Governo vistoria funcionamento de cisternas escolares em comunidades indígenas

Com o início do período chuvoso, as cisternas construídas pelo Programa “Cisternas Primeira Água – Cisterna Escolar”, por meio do Sistema da Agricultura Familiar, estão beneficiando centenas de crianças em vários municípios, como em Barra do Corda, Jenipapo dos Vieiras, Governador Eugenio Barros e Gonçalves Dias, totalizando 44 cisternas nessas cidades.

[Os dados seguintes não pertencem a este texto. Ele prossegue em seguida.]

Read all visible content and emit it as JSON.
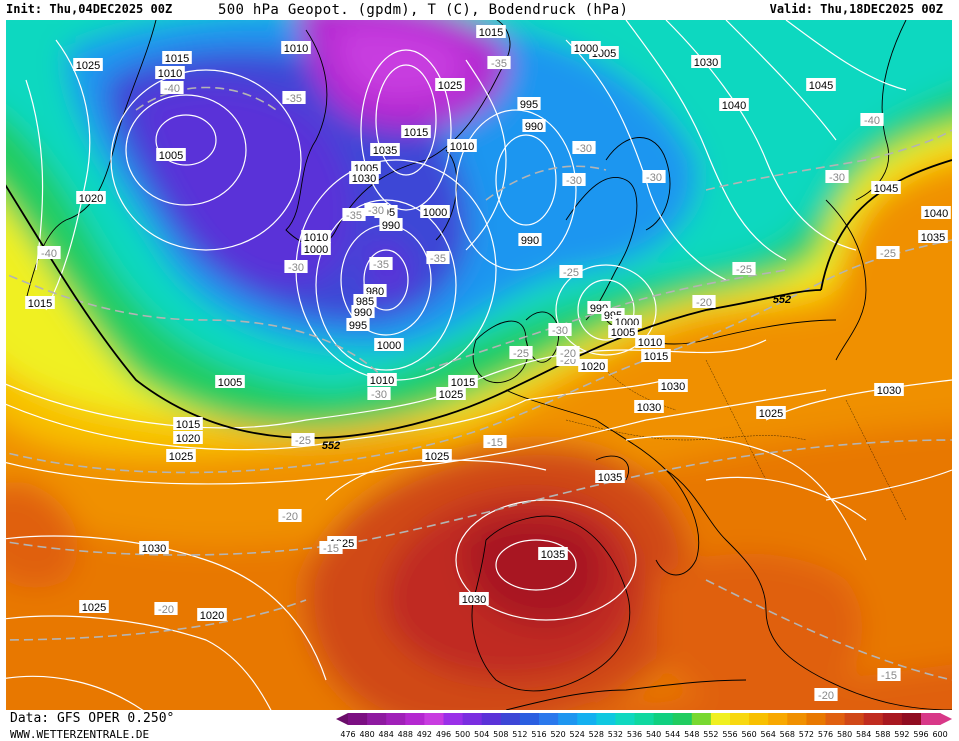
{
  "header": {
    "init": "Init: Thu,04DEC2025 00Z",
    "title": "500 hPa Geopot. (gpdm), T (C), Bodendruck (hPa)",
    "valid": "Valid: Thu,18DEC2025 00Z"
  },
  "footer": {
    "source": "Data: GFS OPER 0.250°",
    "site": "WWW.WETTERZENTRALE.DE"
  },
  "scale": {
    "values": [
      "476",
      "480",
      "484",
      "488",
      "492",
      "496",
      "500",
      "504",
      "508",
      "512",
      "516",
      "520",
      "524",
      "528",
      "532",
      "536",
      "540",
      "544",
      "548",
      "552",
      "556",
      "560",
      "564",
      "568",
      "572",
      "576",
      "580",
      "584",
      "588",
      "592",
      "596",
      "600"
    ],
    "colors": [
      "#6a0d6a",
      "#7b0f82",
      "#8e1aa0",
      "#a020b8",
      "#b428d0",
      "#c83ce0",
      "#9a30e8",
      "#7a2ee0",
      "#5a32d8",
      "#3c46d6",
      "#2a5ee0",
      "#2a78ec",
      "#1e96f0",
      "#14b0f0",
      "#10c8e0",
      "#10d8c0",
      "#10d8a0",
      "#10d080",
      "#20cc60",
      "#78d830",
      "#f0f020",
      "#f8d810",
      "#f8c000",
      "#f8a800",
      "#f09000",
      "#e87800",
      "#e06010",
      "#d04818",
      "#c02c20",
      "#a81820",
      "#900c20",
      "#d83888"
    ]
  },
  "pressure_labels": [
    {
      "t": "1015"
    },
    {
      "t": "1010"
    },
    {
      "t": "1025"
    },
    {
      "t": "1010"
    },
    {
      "t": "1015"
    },
    {
      "t": "1025"
    },
    {
      "t": "1005"
    },
    {
      "t": "1000"
    },
    {
      "t": "1030"
    },
    {
      "t": "1045"
    },
    {
      "t": "1040"
    },
    {
      "t": "995"
    },
    {
      "t": "990"
    },
    {
      "t": "1015"
    },
    {
      "t": "1005"
    },
    {
      "t": "1010"
    },
    {
      "t": "1035"
    },
    {
      "t": "1005"
    },
    {
      "t": "1030"
    },
    {
      "t": "1020"
    },
    {
      "t": "995"
    },
    {
      "t": "1000"
    },
    {
      "t": "990"
    },
    {
      "t": "1010"
    },
    {
      "t": "1000"
    },
    {
      "t": "990"
    },
    {
      "t": "1045"
    },
    {
      "t": "1040"
    },
    {
      "t": "1035"
    },
    {
      "t": "1015"
    },
    {
      "t": "980"
    },
    {
      "t": "985"
    },
    {
      "t": "990"
    },
    {
      "t": "995"
    },
    {
      "t": "1000"
    },
    {
      "t": "990"
    },
    {
      "t": "995"
    },
    {
      "t": "1000"
    },
    {
      "t": "1005"
    },
    {
      "t": "1010"
    },
    {
      "t": "1015"
    },
    {
      "t": "1020"
    },
    {
      "t": "1005"
    },
    {
      "t": "1010"
    },
    {
      "t": "1015"
    },
    {
      "t": "1025"
    },
    {
      "t": "1030"
    },
    {
      "t": "1030"
    },
    {
      "t": "1025"
    },
    {
      "t": "1015"
    },
    {
      "t": "1020"
    },
    {
      "t": "1025"
    },
    {
      "t": "1025"
    },
    {
      "t": "1035"
    },
    {
      "t": "1035"
    },
    {
      "t": "1030"
    },
    {
      "t": "1025"
    },
    {
      "t": "1030"
    },
    {
      "t": "1025"
    },
    {
      "t": "1020"
    },
    {
      "t": "1030"
    }
  ],
  "temp_labels": [
    {
      "t": "-35"
    },
    {
      "t": "-40"
    },
    {
      "t": "-35"
    },
    {
      "t": "-30"
    },
    {
      "t": "-30"
    },
    {
      "t": "-30"
    },
    {
      "t": "-35"
    },
    {
      "t": "-25"
    },
    {
      "t": "-30"
    },
    {
      "t": "-35"
    },
    {
      "t": "-30"
    },
    {
      "t": "-40"
    },
    {
      "t": "-35"
    },
    {
      "t": "-30"
    },
    {
      "t": "-25"
    },
    {
      "t": "-25"
    },
    {
      "t": "-25"
    },
    {
      "t": "-20"
    },
    {
      "t": "-20"
    },
    {
      "t": "-30"
    },
    {
      "t": "-25"
    },
    {
      "t": "-20"
    },
    {
      "t": "-15"
    },
    {
      "t": "-20"
    },
    {
      "t": "-15"
    },
    {
      "t": "-20"
    },
    {
      "t": "-15"
    },
    {
      "t": "-20"
    },
    {
      "t": "-40"
    },
    {
      "t": "-30"
    }
  ],
  "geopot_labels": [
    {
      "t": "552"
    },
    {
      "t": "552"
    }
  ],
  "colors": {
    "isobar": "#ffffff",
    "isotherm": "#b4b4b4",
    "coast": "#000000"
  }
}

Uma equipe do Sistema SAF realizou uma fiscalização nas cidades contempladas para checar o pleno funcionamento das cisternas escolares, que permitem a captação de água da chuva e é armazenada em um reservatório com capacidade para até 52 mil litros de água. Construídas com placas de cimento, as cisternas garantem água para atividades diárias nas escolas e nas comunidades.Governo do Estado vistoria funcionamento de cisternas escolares em comunidades indígenas

Em Barra do Corda, na aldeia indígena Tamburi, a escola Teodorico Anacleto da Silva é um exemplo das melhorias que o Programa levou para a comunidade. Além de garantir água para abastecer as unidades de ensino, a água também é redistribuída para as famílias da aldeia.Segundo o cacique Renato Guajajara, “antes da cisterna ser construída os professores enfrentavam dificuldades no abastecimento de água na escola, tinham que ir em um poço buscar a água para as tarefas diárias, como limpeza, agora melhorou muito com essa cisterna, facilitou a vida dos professores e de toda a aldeia que também foi beneficiada.”

Para o secretário de Estado da Agricultura Familiar, Júlio César Mendonça, a construção de cisternas é uma saída para garantia do funcionamento das unidades de ensino, sem água as atividades corriqueiras se tornam difíceis. “É muito gratificante ver esses resultados e a consciência dos beneficiários que devem dar continuidade às ações, vamos continuar avançando e permitir às crianças e famílias o acesso à água, pois é um direito de todos,” enfatizou o secretário Júlio.

O superintendente de Reordenamento Agrário da SAF, Pedro Bello, que acompanhou as visitas juntamente com a engenheira agrônoma Rafaella Nascimento, ressaltou que, durante a fiscalização constataram que nas localidades não tinha água para consumo no período de estiagem, mas agora a realidade é outra.

“Com as tecnologias implantadas de acesso à água já está suprindo as necessidades dos professores e alunos e também, da comunidade como o todo.”

A engenheira agrônoma Rafaella Nascimento, destacou a importância das cisternas escolares. “A água é vida e com as cisternas potencializa o acesso à água aos moradores, pois elas vão além da escola, já que têm capacidade de 52 mil litros as cisternas atendem a unidade escolar e ainda são utilizadas pela comunidade, melhorando a vida de todos,” disse.

Como Funciona?

As águas pluviais são coletadas do telhadão por meio de calhas e armazenadas em cisternas de placas pré-moldadas de concreto, com capacidade de 25 e 52 mil litros, que constitui um reservatório cilindro e coberto. O reservatório, fechado, é protegido da evaporação, das contaminações causadas por animais e dejetos trazidos pelas enxurradas.